Namun, banyak pasangan masih bingung mengenai waktu yang tepat untuk berhubungan intim. Apakah harus tepat saat ovulasi terjadi atau beberapa hari sebelumnya? Memahami waktu terbaik selama masa subur dapat membantu meningkatkan peluang terjadinya kehamilan.
Memahami "Jendela Subur"
Banyak orang keliru mengira bahwa berhubungan intim hanya efektif jika dilakukan tepat pada hari ovulasi. Padahal, secara medis, ada yang disebut dengan jendela subur. Sel telur yang telah dilepaskan hanya mampu bertahan hidup sekitar 12 hingga 24 jam di dalam saluran tuba. Namun, sperma memiliki ketahanan yang lebih lama, yakni bisa hidup di dalam tubuh wanita selama 3 hingga 5 hari.
Oleh karena itu, waktu terbaik untuk berhubungan intim bukanlah hanya pada hari ovulasi saja, melainkan beberapa hari sebelum ovulasi terjadi. Dengan berhubungan intim sebelum ovulasi, sperma sudah berada di saluran reproduksi tepat saat sel telur dilepaskan. Inilah yang membuat peluang pertemuan sel sperma dan sel telur menjadi sangat tinggi.
Tanda-Tanda Tubuh Saat Ovulasi

Tidak semua wanita memiliki siklus 28 hari yang teratur. Untuk mengetahui kapan masa subur tiba, Anda perlu mengenali sinyal alami yang diberikan oleh tubuh. Berikut adalah beberapa tanda umum bahwa Anda sedang berada di masa subur:
- Perubahan Lendir Serviks
Cairan vagina akan berubah tekstur menjadi bening, licin, dan elastis seperti putih telur mentah. Ini adalah indikator utama masa subur karena lendir ini membantu sperma berenang lebih mudah menuju sel telur.

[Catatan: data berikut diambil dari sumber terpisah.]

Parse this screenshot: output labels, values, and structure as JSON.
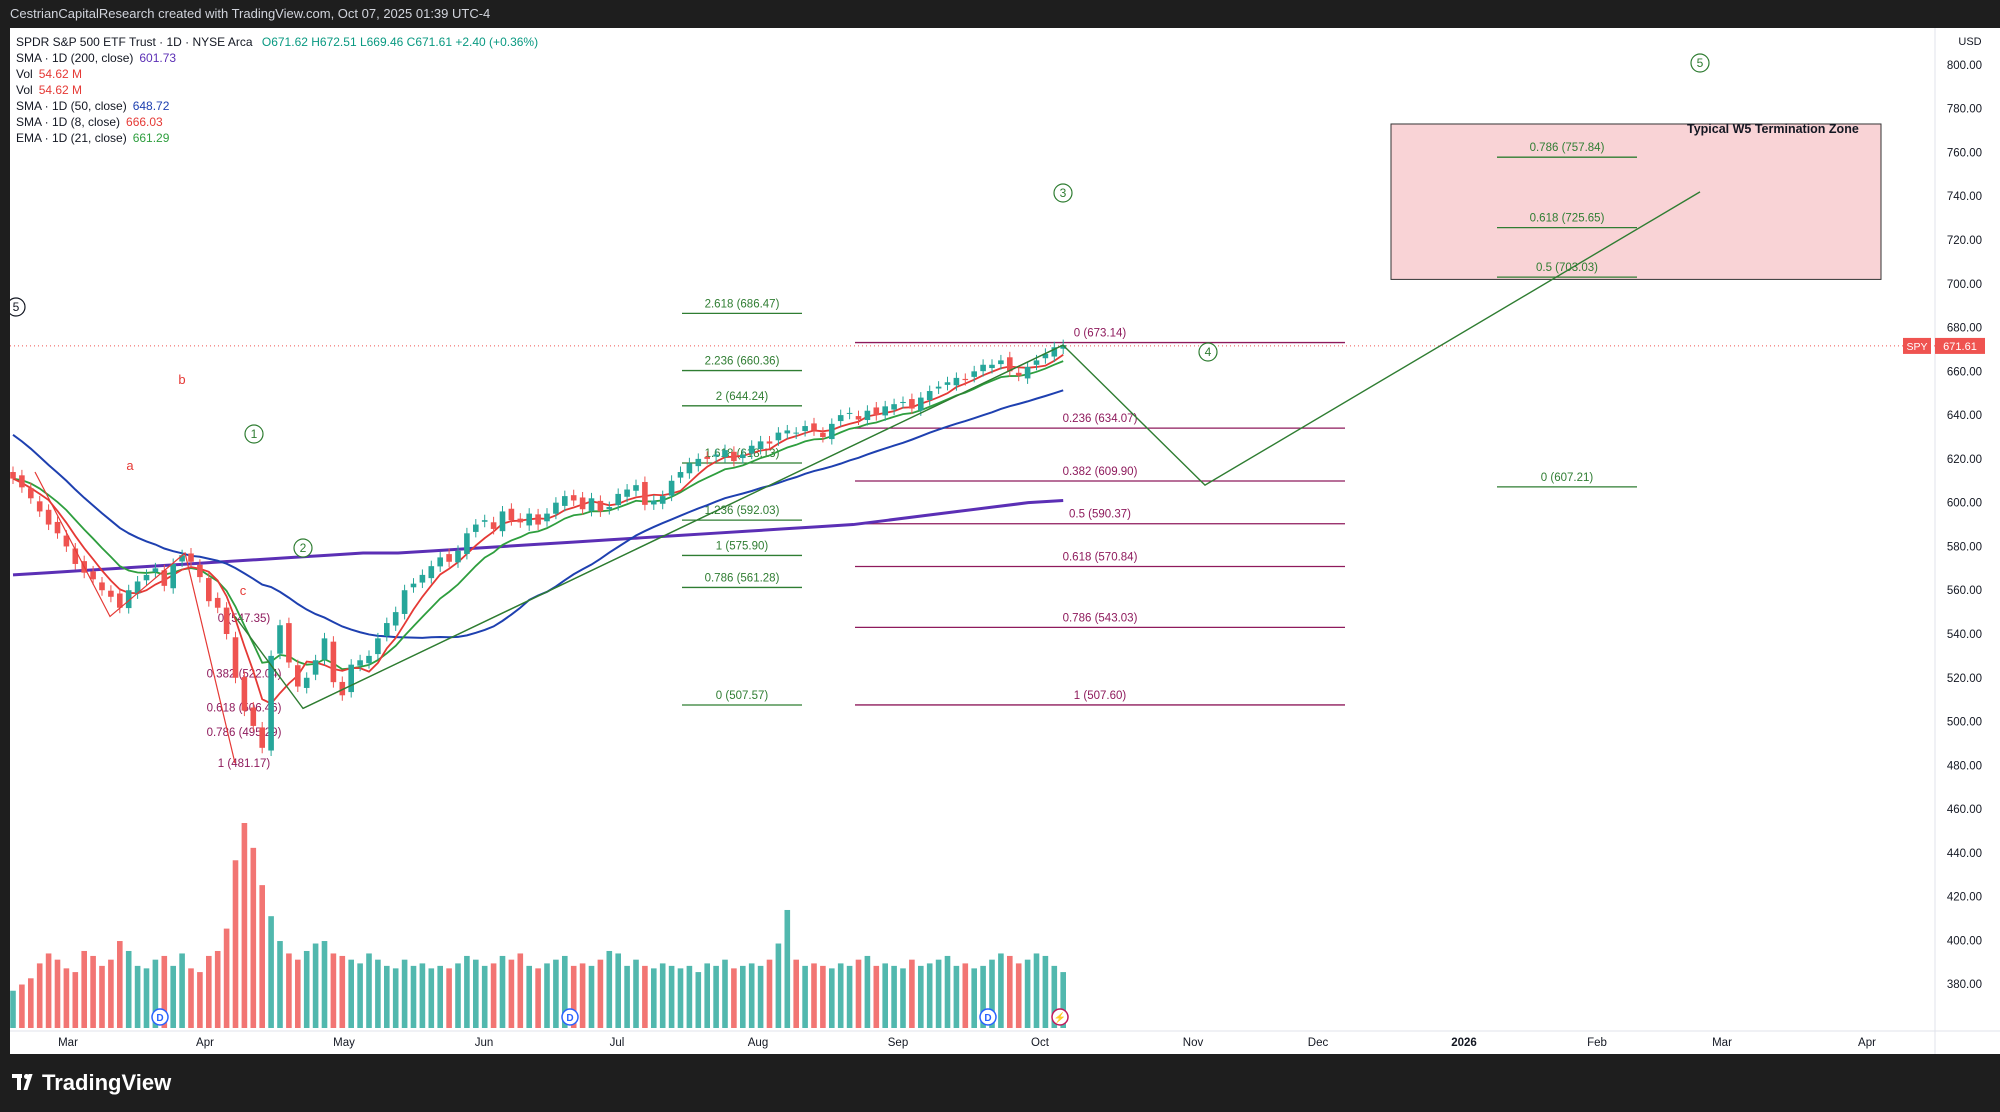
{
  "header": {
    "caption": "CestrianCapitalResearch created with TradingView.com, Oct 07, 2025 01:39 UTC-4"
  },
  "legend": {
    "title": "SPDR S&P 500 ETF Trust · 1D · NYSE Arca",
    "ohlc": "O671.62 H672.51 L669.46 C671.61 +2.40 (+0.36%)",
    "indicators": [
      {
        "label": "SMA · 1D (200, close)",
        "value": "601.73",
        "color": "#5b2fb5"
      },
      {
        "label": "Vol",
        "value": "54.62 M",
        "color": "#e53935"
      },
      {
        "label": "Vol",
        "value": "54.62 M",
        "color": "#e53935"
      },
      {
        "label": "SMA · 1D (50, close)",
        "value": "648.72",
        "color": "#1e40b0"
      },
      {
        "label": "SMA · 1D (8, close)",
        "value": "666.03",
        "color": "#e53935"
      },
      {
        "label": "EMA · 1D (21, close)",
        "value": "661.29",
        "color": "#2e9e3e"
      }
    ]
  },
  "colors": {
    "up": "#26a69a",
    "down": "#ef5350",
    "fibGreen": "#2f7d32",
    "fibPurple": "#8e1a5c",
    "sma200": "#5b2fb5",
    "sma50": "#1e40b0",
    "sma8": "#e53935",
    "ema21": "#2e9e3e",
    "wave": "#2f7d32",
    "zone": "#f9d3d6"
  },
  "chart_data": {
    "type": "candlestick",
    "symbol": "SPY",
    "last_price_label": "671.61",
    "currency_label": "USD",
    "y_range": [
      360,
      810
    ],
    "y_ticks": [
      "380.00",
      "400.00",
      "420.00",
      "440.00",
      "460.00",
      "480.00",
      "500.00",
      "520.00",
      "540.00",
      "560.00",
      "580.00",
      "600.00",
      "620.00",
      "640.00",
      "660.00",
      "680.00",
      "700.00",
      "720.00",
      "740.00",
      "760.00",
      "780.00",
      "800.00"
    ],
    "x_ticks": [
      "Mar",
      "Apr",
      "May",
      "Jun",
      "Jul",
      "Aug",
      "Sep",
      "Oct",
      "Nov",
      "Dec",
      "2026",
      "Feb",
      "Mar",
      "Apr"
    ],
    "closes": [
      611,
      607,
      602,
      596,
      590,
      586,
      580,
      572,
      568,
      565,
      560,
      557,
      552,
      560,
      564,
      567,
      570,
      562,
      572,
      576,
      573,
      566,
      555,
      552,
      540,
      520,
      505,
      498,
      488,
      530,
      544,
      527,
      516,
      520,
      528,
      538,
      518,
      512,
      526,
      528,
      530,
      538,
      545,
      550,
      560,
      563,
      567,
      571,
      575,
      573,
      578,
      586,
      590,
      592,
      588,
      596,
      592,
      591,
      595,
      590,
      595,
      600,
      603,
      601,
      597,
      602,
      596,
      598,
      604,
      606,
      608,
      599,
      601,
      603,
      610,
      614,
      618,
      620,
      620,
      622,
      624,
      619,
      622,
      626,
      628,
      627,
      632,
      633,
      632,
      635,
      633,
      630,
      636,
      640,
      641,
      638,
      642,
      640,
      644,
      645,
      646,
      643,
      648,
      651,
      653,
      655,
      657,
      656,
      660,
      663,
      663,
      665,
      660,
      658,
      662,
      665,
      668,
      671,
      672
    ],
    "volume_levels": [
      0.3,
      0.35,
      0.4,
      0.52,
      0.6,
      0.55,
      0.48,
      0.45,
      0.62,
      0.58,
      0.5,
      0.55,
      0.7,
      0.62,
      0.5,
      0.48,
      0.55,
      0.58,
      0.5,
      0.6,
      0.48,
      0.45,
      0.58,
      0.62,
      0.8,
      1.35,
      1.65,
      1.45,
      1.15,
      0.9,
      0.7,
      0.6,
      0.55,
      0.62,
      0.68,
      0.7,
      0.6,
      0.58,
      0.55,
      0.52,
      0.6,
      0.55,
      0.5,
      0.48,
      0.55,
      0.5,
      0.52,
      0.48,
      0.5,
      0.48,
      0.52,
      0.58,
      0.55,
      0.5,
      0.52,
      0.58,
      0.55,
      0.6,
      0.5,
      0.48,
      0.52,
      0.55,
      0.58,
      0.5,
      0.52,
      0.5,
      0.55,
      0.62,
      0.6,
      0.5,
      0.55,
      0.5,
      0.48,
      0.52,
      0.5,
      0.48,
      0.5,
      0.45,
      0.52,
      0.5,
      0.55,
      0.48,
      0.5,
      0.52,
      0.5,
      0.55,
      0.68,
      0.95,
      0.55,
      0.5,
      0.52,
      0.5,
      0.48,
      0.52,
      0.5,
      0.55,
      0.58,
      0.5,
      0.52,
      0.5,
      0.48,
      0.55,
      0.5,
      0.52,
      0.55,
      0.58,
      0.5,
      0.52,
      0.48,
      0.5,
      0.55,
      0.6,
      0.58,
      0.52,
      0.55,
      0.6,
      0.58,
      0.5,
      0.45
    ],
    "volume_markers": [
      "D",
      "D",
      "D",
      "⚡"
    ],
    "sma200": [
      567,
      568,
      569,
      570,
      571,
      572,
      573,
      574,
      575,
      576,
      577,
      577,
      578,
      579,
      580,
      581,
      582,
      583,
      584,
      585,
      586,
      587,
      588,
      589,
      590,
      592,
      594,
      596,
      598,
      600,
      601
    ],
    "fib_green": [
      {
        "label": "2.618 (686.47)",
        "y": 686.47
      },
      {
        "label": "2.236 (660.36)",
        "y": 660.36
      },
      {
        "label": "2 (644.24)",
        "y": 644.24
      },
      {
        "label": "1.618 (618.13)",
        "y": 618.13
      },
      {
        "label": "1.236 (592.03)",
        "y": 592.03
      },
      {
        "label": "1 (575.90)",
        "y": 575.9
      },
      {
        "label": "0.786 (561.28)",
        "y": 561.28
      },
      {
        "label": "0 (507.57)",
        "y": 507.57
      }
    ],
    "fib_purple": [
      {
        "label": "0 (673.14)",
        "y": 673.14
      },
      {
        "label": "0.236 (634.07)",
        "y": 634.07
      },
      {
        "label": "0.382 (609.90)",
        "y": 609.9
      },
      {
        "label": "0.5 (590.37)",
        "y": 590.37
      },
      {
        "label": "0.618 (570.84)",
        "y": 570.84
      },
      {
        "label": "0.786 (543.03)",
        "y": 543.03
      },
      {
        "label": "1 (507.60)",
        "y": 507.6
      }
    ],
    "fib_small": [
      {
        "label": "0 (547.35)",
        "y": 547.35
      },
      {
        "label": "0.382 (522.04)",
        "y": 522.04
      },
      {
        "label": "0.618 (506.46)",
        "y": 506.46
      },
      {
        "label": "0.786 (495.29)",
        "y": 495.29
      },
      {
        "label": "1 (481.17)",
        "y": 481.17
      }
    ],
    "fib_target": [
      {
        "label": "0.786 (757.84)",
        "y": 757.84
      },
      {
        "label": "0.618 (725.65)",
        "y": 725.65
      },
      {
        "label": "0.5 (703.03)",
        "y": 703.03
      },
      {
        "label": "0 (607.21)",
        "y": 607.21
      }
    ],
    "zone": {
      "label": "Typical W5 Termination Zone",
      "y_top": 773,
      "y_bottom": 702
    },
    "wave_labels": [
      "5",
      "1",
      "2",
      "3",
      "4",
      "5"
    ],
    "abc_labels": [
      "a",
      "b",
      "c"
    ]
  }
}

- Peningkatan Suhu Tubuh Basal
Setelah ovulasi, suhu tubuh akan meningkat sedikit. Namun, cara ini lebih efektif untuk melacak pola dari bulan ke bulan.
- Nyeri Perut Ringan
Beberapa wanita merasakan sensasi kram atau nyeri ringan di satu sisi perut bawah, yang dikenal sebagai mittelschmerz.
- Peningkatan Gairah Seksual
Secara alami, tubuh wanita cenderung memiliki peningkatan libido saat mendekati masa ovulasi sebagai bagian dari mekanisme reproduksi.
Strategi Berhubungan Intim
Jika Anda ingin meningkatkan peluang kehamilan, strategi yang disarankan oleh para ahli adalah berhubungan intim secara rutin selama "jendela subur" berlangsung, yaitu sekitar 3 sampai 5 hari sebelum ovulasi hingga hari ovulasi itu sendiri. Frekuensi yang disarankan adalah satu kali sehari atau setiap dua hari sekali selama periode tersebut.
Menunggu hingga hari ovulasi tiba justru berisiko karena Anda bisa saja melewatkan waktu yang tepat jika perhitungan tanggal tidak akurat. Selain itu, berhubungan intim setiap hari selama masa subur tidaklah dilarang bagi pasangan dengan kualitas sperma yang normal, justru cara ini menjamin ketersediaan sperma yang selalu "siap" kapan pun sel telur dilepaskan.